Un Nobel pour les Colombiens
Un Nobel pour les Colombiens
Editorial. En récompensant le président Juan Manuel Santos, les sages d’Oslo ont voulu donner un coup de pouce à l’accord de paix avec les FARC, au lendemain de la victoire du non au référendum.
Le président colombien Juan Manuel Santos, le 7 octobre, à Bogota. | JUAN DAVID TENA / AFP
Editorial du « Monde ». Le prix Nobel de la paix est toujours politique, plus que son jury ne voudra jamais l’avouer. Il n’y a là rien que de très naturel : la guerre, la paix, la violence, le pardon – affaires éminemment politiques. Cette année, les sages d’Oslo pouvaient couronner un groupe de femmes et d’hommes admirables, ces casques blancs syriens bravant les bombes pour aller secourir une population civile qui est expressément visée dans les massacres en cours. Ils pouvaient aussi saluer l’homme qui, plus que tout autre, s’est battu pour mettre un terme à l’une des plus vieilles et des plus cruelles guérillas au monde : l’actuel président colombien, Juan Manuel Santos.
C’est lui qu’ils ont choisi, choix tout à fait louable et justifié. Mais le jury d’Oslo a d’autant mieux fait que la paix obtenue par M. Santos entre l’Etat colombien et la guérilla des Forces armées révolutionnaires de Colombie (FARC, spécialistes en trafic de drogue, extorsion de fonds et enlèvements, le tout emballé dans une vieille logorrhée marxiste-léniniste) est menacée. Les sages se sont objectivement immiscés dans la vie politique colombienne. Ils ont voulu donner un coup de pouce au président Santos, au lendemain d’un référendum qui lui a été défavorable. Le jury honore un homme qui se trouve en difficulté, à Bogota, pour donner corps à l’accord de paix signé le 26 septembre après quatre ans de dures négociations avec les FARC.
Et le jury a eu bien raison.
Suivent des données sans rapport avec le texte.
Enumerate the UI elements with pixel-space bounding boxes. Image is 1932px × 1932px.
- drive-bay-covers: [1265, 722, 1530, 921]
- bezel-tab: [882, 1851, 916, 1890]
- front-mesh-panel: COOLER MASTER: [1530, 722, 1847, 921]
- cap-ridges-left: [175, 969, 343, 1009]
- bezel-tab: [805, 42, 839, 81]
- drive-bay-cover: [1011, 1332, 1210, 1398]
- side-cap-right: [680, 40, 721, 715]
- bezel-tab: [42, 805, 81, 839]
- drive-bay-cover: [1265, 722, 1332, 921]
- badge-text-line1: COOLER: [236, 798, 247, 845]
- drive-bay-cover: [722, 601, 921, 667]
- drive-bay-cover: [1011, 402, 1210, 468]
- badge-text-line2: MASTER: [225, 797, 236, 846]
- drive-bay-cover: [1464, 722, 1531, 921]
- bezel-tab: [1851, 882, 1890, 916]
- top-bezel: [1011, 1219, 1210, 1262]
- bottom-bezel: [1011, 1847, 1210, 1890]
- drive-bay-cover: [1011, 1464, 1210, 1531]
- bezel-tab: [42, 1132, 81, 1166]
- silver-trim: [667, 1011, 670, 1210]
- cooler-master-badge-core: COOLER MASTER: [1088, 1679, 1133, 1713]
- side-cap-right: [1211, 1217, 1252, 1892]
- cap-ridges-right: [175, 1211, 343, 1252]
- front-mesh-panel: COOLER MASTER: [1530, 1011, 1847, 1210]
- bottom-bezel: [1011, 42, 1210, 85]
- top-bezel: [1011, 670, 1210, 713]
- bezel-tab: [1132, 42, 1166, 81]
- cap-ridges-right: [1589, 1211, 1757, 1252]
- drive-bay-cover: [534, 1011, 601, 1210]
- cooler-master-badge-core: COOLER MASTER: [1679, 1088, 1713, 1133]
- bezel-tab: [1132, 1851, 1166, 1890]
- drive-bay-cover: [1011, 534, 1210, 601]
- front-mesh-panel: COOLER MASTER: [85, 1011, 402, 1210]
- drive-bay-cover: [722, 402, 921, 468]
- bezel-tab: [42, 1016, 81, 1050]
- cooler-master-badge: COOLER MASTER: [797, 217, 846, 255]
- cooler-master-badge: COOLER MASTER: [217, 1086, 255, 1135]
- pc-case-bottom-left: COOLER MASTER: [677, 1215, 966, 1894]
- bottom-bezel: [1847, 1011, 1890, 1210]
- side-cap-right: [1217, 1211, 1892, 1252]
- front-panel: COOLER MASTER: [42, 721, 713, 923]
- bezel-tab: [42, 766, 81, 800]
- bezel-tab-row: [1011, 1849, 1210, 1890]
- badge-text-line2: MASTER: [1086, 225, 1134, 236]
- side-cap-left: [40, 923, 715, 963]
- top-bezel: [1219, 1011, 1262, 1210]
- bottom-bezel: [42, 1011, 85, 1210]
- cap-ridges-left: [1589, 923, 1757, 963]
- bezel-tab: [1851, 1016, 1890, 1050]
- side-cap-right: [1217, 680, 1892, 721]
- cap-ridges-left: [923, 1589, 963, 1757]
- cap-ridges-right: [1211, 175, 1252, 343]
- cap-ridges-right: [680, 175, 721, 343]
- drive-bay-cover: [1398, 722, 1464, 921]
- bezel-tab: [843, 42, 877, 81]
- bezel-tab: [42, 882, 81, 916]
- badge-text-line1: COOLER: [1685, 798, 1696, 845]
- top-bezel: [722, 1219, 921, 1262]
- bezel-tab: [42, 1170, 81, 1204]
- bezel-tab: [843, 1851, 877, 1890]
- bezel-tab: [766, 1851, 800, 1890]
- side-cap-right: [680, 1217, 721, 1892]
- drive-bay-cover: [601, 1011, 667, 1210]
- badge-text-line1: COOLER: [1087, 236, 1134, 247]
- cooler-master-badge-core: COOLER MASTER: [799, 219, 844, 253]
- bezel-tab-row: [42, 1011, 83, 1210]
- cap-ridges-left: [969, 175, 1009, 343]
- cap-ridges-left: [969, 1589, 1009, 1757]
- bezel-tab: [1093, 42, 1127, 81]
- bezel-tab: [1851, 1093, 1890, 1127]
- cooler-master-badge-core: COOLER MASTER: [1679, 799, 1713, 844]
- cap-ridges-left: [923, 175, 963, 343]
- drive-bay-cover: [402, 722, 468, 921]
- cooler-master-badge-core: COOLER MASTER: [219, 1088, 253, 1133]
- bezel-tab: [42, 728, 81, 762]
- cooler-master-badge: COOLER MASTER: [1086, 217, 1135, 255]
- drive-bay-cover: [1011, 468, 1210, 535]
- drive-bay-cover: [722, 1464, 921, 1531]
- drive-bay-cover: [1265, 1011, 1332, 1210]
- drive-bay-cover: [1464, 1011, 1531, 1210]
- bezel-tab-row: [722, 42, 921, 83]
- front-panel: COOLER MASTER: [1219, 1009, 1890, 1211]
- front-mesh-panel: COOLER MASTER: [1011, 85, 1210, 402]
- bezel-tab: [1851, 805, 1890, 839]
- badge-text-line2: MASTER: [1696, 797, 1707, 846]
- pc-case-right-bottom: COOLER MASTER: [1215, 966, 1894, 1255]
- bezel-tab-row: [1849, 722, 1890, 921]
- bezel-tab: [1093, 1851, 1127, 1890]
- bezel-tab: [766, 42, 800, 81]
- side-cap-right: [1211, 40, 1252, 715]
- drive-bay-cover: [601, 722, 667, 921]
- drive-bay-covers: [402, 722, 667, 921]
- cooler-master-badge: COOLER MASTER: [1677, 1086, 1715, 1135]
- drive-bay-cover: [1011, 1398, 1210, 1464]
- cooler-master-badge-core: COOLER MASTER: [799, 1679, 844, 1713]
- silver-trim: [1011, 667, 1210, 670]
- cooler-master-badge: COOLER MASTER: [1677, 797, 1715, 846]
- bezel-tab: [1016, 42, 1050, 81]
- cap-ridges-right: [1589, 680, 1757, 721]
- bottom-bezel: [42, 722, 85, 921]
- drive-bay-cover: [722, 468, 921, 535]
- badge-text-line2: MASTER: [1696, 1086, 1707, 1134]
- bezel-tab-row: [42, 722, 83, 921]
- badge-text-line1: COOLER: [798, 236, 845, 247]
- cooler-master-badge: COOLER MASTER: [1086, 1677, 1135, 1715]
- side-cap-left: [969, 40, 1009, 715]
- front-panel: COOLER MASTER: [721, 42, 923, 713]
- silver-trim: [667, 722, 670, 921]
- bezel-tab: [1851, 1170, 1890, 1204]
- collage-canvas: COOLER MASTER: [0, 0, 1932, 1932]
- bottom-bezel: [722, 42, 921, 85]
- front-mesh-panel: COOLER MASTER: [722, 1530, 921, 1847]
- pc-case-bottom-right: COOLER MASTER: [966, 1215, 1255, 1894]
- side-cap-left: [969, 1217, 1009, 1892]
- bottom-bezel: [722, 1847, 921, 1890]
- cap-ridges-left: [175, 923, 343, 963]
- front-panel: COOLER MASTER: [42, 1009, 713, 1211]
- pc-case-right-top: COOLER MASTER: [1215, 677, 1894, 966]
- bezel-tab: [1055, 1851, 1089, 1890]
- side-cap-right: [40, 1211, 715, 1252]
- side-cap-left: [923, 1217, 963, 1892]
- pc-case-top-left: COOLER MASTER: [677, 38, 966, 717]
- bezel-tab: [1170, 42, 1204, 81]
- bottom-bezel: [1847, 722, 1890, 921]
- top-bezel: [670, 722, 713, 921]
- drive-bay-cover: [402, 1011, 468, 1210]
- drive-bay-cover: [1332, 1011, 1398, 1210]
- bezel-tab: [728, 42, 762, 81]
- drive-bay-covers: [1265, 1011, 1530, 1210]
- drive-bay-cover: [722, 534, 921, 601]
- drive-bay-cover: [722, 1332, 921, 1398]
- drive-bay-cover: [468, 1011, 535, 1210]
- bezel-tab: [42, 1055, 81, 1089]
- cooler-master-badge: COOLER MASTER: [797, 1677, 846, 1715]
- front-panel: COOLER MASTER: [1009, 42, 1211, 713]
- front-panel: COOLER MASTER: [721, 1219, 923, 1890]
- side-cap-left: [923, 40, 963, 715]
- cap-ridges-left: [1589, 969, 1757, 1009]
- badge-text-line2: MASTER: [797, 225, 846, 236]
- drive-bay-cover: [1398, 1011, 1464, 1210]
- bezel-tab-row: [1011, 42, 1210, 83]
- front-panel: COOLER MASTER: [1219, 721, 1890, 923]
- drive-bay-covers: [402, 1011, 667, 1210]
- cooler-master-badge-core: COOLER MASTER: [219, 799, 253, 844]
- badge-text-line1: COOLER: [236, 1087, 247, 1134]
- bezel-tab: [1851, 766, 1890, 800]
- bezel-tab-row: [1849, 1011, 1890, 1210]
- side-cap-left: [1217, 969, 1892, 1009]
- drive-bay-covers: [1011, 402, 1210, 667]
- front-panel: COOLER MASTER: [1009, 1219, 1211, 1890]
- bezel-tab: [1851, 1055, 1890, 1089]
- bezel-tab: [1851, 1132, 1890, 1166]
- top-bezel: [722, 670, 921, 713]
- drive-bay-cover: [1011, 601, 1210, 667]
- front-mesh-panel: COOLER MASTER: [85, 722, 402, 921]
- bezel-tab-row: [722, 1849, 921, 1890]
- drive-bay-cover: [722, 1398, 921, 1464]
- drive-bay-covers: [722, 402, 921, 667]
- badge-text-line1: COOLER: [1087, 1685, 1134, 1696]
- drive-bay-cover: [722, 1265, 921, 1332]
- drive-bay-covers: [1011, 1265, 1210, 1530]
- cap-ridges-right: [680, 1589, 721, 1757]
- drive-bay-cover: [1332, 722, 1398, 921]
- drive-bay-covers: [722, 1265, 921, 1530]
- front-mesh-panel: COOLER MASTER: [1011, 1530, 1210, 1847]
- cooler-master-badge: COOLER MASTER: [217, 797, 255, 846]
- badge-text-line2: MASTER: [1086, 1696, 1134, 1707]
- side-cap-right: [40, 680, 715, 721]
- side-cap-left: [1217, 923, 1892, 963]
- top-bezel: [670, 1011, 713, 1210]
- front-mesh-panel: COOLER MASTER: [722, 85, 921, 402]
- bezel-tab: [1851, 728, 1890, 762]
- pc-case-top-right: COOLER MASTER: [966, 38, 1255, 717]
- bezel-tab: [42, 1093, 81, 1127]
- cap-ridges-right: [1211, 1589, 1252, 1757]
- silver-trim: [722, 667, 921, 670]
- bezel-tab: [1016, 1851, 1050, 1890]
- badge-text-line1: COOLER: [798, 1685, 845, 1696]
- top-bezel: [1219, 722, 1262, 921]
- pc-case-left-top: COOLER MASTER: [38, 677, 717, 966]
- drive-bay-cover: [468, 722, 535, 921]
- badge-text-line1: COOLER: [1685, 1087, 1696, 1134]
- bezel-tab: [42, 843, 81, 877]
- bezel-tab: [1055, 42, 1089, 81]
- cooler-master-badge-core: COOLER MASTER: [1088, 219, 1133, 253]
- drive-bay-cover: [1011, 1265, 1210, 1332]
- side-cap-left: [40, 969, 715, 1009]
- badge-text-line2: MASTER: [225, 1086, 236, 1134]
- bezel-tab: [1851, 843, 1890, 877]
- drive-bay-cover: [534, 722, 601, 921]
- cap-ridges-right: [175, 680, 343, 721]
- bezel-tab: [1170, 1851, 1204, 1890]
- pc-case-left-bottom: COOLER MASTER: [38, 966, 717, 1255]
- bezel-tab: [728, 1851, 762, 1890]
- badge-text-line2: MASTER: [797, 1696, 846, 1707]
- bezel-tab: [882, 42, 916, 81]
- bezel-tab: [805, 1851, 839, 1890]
Car l’enjeu est énorme. Cette guérilla des FARC – qui a martyrisé la Colombie, même si la contre-offensive n’a pas été exempte d’horreurs non plus – sévit depuis près d’un demi-siècle. Elle est une tache sanglante dans l’histoire moderne d’un pays qui, en dépit de ce cancer, a montré un remarquable dynamisme économique et culturel.
Intention éminemment politique
Il faut sauver l’accord du 26 septembre, telle a été la motivation du jury d’Oslo, qui ne s’est aucunement caché de cette intention éminemment politique. « Il y a un vrai danger que le processus de paix s’interrompe et que la guerre civile reprenne, (…) il faut encourager tous les acteurs » de cette affaire, a dit la présidente du jury, Kaci Kullmann Five. « Tous les acteurs », cela veut dire M. Santos, bien sûr, mais plus encore son adversaire politique du moment, l’ancien président Alvaro Uribe, dont il fut le ministre de la défense avant d’être élu à la tête de l’Etat en 2010.
Aujourd’hui sénateur, le versatile M. Uribe guigne à nouveau la présidence, pour le scrutin de 2018, et a pris la tête de la campagne pour le no au référendum tenu le 2 octobre en Colombie et destiné à entériner l’accord de paix du 26 septembre. Et, contrairement à ce qu’il pensait, M. Uribe a « gagné » : le non l’a emporté (50,2 %, avec un taux d’abstention de 62,6 %). Les « nonistes » dénoncent un accord qui ferait la part trop belle aux FARC, épargnant notamment la prison à leurs chefs, et est rédigé dans un galimatias progressiste qui a mobilisé, contre lui, l’Eglise catholique (elle n’a pas appelé à voter) et, plus encore, les pasteurs évangéliques de toute la Colombie (ils ont appelé au non).
Conclu fin août, le cessez-le-feu tient. Les FARC ont redit leur confiance dans l’accord. M. Santos discute avec les nonistes. Les conversations doivent reprendre entre FARC et gouvernement. La bonne volonté est du côté de M. Santos, même s’il n’entend pas renégocier l’ensemble de l’accord. Au bon moment, il reçoit un coup de pouce venu du froid.